France

“L’évolution vers moins de virulence est un mythe constant en virologie”

OLIVIE BALEZ

Petar Markov est épidémiologiste et docteur en virologie. Il a étudié l’évolution du virus de l’hépatite C, notamment l’impact de l’histoire coloniale et de l’esclavage transatlantique sur la sélection des génotypes viraux actuellement en circulation. Il a travaillé à la Health Protection Agency, à la British Public Health Agency, puis au Centre européen de prévention et de contrôle des maladies. Il travaille actuellement au Centre commun de recherche, le Centre de recherche scientifique et technique de l’Union européenne, à Ispra, en Italie. Il a récemment co-écrit un article dans la revue Nature Reviews Microbiology exposant le mythe selon lequel le virus SARS-CoV-2 évoluera pour réduire la virulence et avertir du risque de nouvelles variantes.

Dans votre article, vous critiquez l’utilisation du concept d’endémicité. Pourquoi?

Ce concept a été mobilisé à des fins rhétoriques pour annoncer la fin de la pandémie et la levée des mesures barrières. Cependant, l’endémicité signifie que le virus circule de manière chronique dans la population, et non qu’il est sûr. Le problème de santé publique qu’il crée dépend à la fois du niveau de cette circulation et de la gravité de l’infection. Un virus endémique a des effets très différents s’il infecte 1 % ou 10 % de la population. Mais même à faible prévalence, certains virus posent un problème de santé publique. C’est le cas du VIH ou du virus de l’hépatite C, dont l’infection peut notamment entraîner un cancer du foie.

Vous dénoncez aussi l’idée que le SARS-CoV-2 évoluera vers moins de virulence…
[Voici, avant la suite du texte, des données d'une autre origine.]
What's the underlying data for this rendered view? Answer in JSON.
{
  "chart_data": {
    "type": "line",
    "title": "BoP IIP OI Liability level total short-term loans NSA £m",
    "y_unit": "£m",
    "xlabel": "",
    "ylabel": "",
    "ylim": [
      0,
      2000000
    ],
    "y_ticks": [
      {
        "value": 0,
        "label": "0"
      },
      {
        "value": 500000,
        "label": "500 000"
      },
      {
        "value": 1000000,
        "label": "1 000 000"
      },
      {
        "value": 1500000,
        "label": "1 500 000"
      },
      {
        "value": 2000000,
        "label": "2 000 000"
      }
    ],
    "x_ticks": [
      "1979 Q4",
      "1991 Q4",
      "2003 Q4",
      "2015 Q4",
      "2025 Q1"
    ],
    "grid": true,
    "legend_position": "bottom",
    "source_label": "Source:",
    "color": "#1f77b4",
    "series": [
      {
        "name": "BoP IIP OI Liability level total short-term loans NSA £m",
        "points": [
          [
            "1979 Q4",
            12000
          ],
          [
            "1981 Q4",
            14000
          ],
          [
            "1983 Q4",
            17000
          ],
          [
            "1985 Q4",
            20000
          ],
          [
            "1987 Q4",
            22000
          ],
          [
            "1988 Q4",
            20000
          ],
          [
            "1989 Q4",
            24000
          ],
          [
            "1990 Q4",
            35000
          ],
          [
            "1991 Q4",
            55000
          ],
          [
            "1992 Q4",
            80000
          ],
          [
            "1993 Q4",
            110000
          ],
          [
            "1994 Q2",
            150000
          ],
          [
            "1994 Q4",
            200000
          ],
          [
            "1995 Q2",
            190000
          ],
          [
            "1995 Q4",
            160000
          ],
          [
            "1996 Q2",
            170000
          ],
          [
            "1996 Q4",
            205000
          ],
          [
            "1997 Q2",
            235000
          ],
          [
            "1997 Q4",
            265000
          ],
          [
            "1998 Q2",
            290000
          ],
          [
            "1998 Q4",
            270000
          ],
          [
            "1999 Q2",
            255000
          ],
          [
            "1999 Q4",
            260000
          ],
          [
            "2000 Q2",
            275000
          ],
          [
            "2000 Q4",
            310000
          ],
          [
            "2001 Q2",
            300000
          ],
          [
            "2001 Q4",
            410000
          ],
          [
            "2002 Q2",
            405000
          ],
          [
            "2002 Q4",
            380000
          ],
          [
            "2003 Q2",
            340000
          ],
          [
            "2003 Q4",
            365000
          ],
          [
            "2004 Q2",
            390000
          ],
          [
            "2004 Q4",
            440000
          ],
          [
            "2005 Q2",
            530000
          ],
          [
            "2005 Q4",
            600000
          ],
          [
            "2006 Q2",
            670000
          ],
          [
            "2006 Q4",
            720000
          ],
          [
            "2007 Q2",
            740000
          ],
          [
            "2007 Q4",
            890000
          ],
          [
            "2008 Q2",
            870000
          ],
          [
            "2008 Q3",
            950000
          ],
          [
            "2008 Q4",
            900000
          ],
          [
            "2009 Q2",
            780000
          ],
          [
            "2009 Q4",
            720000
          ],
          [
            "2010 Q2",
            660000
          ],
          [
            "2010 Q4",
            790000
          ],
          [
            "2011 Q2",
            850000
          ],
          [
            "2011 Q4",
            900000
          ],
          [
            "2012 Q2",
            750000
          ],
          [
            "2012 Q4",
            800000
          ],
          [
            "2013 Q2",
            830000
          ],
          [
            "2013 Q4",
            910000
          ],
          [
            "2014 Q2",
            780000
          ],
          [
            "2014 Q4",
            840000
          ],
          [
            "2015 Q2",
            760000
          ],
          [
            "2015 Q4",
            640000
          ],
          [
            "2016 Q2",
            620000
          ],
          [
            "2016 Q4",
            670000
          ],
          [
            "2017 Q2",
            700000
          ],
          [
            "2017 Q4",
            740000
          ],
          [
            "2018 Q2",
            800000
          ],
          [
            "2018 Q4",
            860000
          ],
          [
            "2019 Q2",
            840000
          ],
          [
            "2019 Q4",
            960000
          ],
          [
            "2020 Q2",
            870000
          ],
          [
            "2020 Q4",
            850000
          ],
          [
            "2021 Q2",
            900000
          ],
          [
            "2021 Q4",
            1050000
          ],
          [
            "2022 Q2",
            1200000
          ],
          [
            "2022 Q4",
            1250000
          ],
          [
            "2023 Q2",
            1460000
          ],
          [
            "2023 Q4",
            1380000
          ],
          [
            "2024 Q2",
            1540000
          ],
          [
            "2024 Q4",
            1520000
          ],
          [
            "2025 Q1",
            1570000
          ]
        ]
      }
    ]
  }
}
C’est l’un des mythes tenaces de la virologie. Elle est basée sur le postulat que moins un virus tue, plus il survit dans une population. En fait, de nombreux virus sont transmis de manière intensive avant de tuer leurs hôtes, car des formes graves de maladie et de décès surviennent tard dans le processus d’infection. C’est le cas du virus SARS-CoV-2, ainsi que d’autres virus, comme le virus de la grippe ou le VIH, pour lesquels plusieurs années séparent l’infection de l’apparition des symptômes. Et comme pour tout être vivant, une pression sélective s’exerce sur la capacité du virus à se reproduire et donc à se transmettre dans le cas des virus.

Le poids inférieur d’Omicron n’anticipe pas celui des options futures

Alors que la population est exempte de virus, la transmission est favorisée par une infectiosité accrue, d’où les variantes alpha et delta choisies pour cette propriété au début de la pandémie. En revanche, une fois que le virus circule dans la population, l’immunité collective ralentit sa propagation et l’infectiosité fait moins de différence entre les options. Pour continuer à circuler, le virus doit lever ce frein en échappant à l’immunité dirigée contre les variantes précédentes. D’où l’avantage donné à Omicron par ses mutations d’échappement, qui peuvent réinfecter des personnes ayant été infectées par des variants antérieurs. La gravité n’est qu’un sous-produit de cette évolution, qui est difficile à prévoir, et le poids inférieur d’Omicron ne prédit pas les variantes futures. Rien n’exclut qu’elles soient plus pathogènes.